ACP, CDC Offer Advice on Prescribing Antibiotics
The American College of Physicians an the Centers for Disease Control and Prevention advise physicians to think twice before prescribing antibiotics for common respiratory infections. Antibiotics are overused for the common cold, bronchitis, sore throat, and sinus infections – illnesses that often resolve on their own
In a paper published in January 2016 in Annals of Internal Medicine, the ACP and the CDC issued advice for prescribing antibiotics for acute respiratory tract infections (ARTIs) in adults. More often than not, these illnesses resolve on their own and do not require a prescription for antibiotics.
A release from the ACP notes that ARTIs, including the common cold, uncomplicated bronchitis, sore throat, and sinus infection, are the most common reason for doctor’s office visits. According to unpublished CDC data, an estimated 50 percent of antibiotic prescriptions may be unnecessary or inappropriate in the outpatient setting, which equates to over $3 billion in excess costs. Antibiotics also are responsible for the largest number of medication-related adverse events and the cause of about one in five visits to emergency departments for adverse drug reactions.

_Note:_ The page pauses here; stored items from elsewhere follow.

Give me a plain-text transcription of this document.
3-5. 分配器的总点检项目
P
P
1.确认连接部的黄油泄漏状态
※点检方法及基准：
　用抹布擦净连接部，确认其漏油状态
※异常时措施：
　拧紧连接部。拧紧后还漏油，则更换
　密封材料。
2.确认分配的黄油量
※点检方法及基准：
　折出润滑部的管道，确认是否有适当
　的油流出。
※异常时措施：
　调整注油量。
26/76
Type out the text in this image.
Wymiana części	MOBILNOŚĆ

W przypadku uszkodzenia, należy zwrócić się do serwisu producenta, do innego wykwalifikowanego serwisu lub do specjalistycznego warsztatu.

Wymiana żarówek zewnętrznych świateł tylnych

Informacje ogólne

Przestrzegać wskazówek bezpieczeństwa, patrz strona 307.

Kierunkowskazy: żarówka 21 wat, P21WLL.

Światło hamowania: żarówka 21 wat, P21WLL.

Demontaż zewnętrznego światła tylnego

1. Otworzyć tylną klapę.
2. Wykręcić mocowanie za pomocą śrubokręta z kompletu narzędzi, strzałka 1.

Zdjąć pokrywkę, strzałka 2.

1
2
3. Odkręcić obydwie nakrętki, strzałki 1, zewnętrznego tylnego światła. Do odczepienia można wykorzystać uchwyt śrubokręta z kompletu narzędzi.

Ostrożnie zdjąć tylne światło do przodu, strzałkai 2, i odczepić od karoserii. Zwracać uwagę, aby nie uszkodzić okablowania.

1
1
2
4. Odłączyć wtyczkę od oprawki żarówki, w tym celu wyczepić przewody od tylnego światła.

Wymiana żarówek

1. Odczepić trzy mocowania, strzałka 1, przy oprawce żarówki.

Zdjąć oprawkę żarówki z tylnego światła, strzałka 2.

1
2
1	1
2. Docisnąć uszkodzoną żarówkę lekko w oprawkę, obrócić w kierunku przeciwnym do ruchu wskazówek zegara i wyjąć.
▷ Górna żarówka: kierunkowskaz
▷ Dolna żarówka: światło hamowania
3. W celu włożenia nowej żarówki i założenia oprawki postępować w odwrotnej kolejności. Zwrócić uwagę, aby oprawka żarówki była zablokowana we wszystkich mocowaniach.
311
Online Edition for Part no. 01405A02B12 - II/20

ACP and the CDC say that antibiotics should never be prescribed for the common cold, and should not be prescribed for bronchitis, sore throat, or sinus infections unless a more serious illness is suspected. When appropriate, physicians should explain that antibiotics are not needed and have many side effects. Patients should be educated about how to manage their symptoms and the expected time of recovery. Physicians should also explain the risks and benefits of symptomatic therapy.
The full paper explains when additional testing and/or antibiotics may be required. It also includes evidence-based strategies to help physicians promote appropriate antibiotic prescriptions.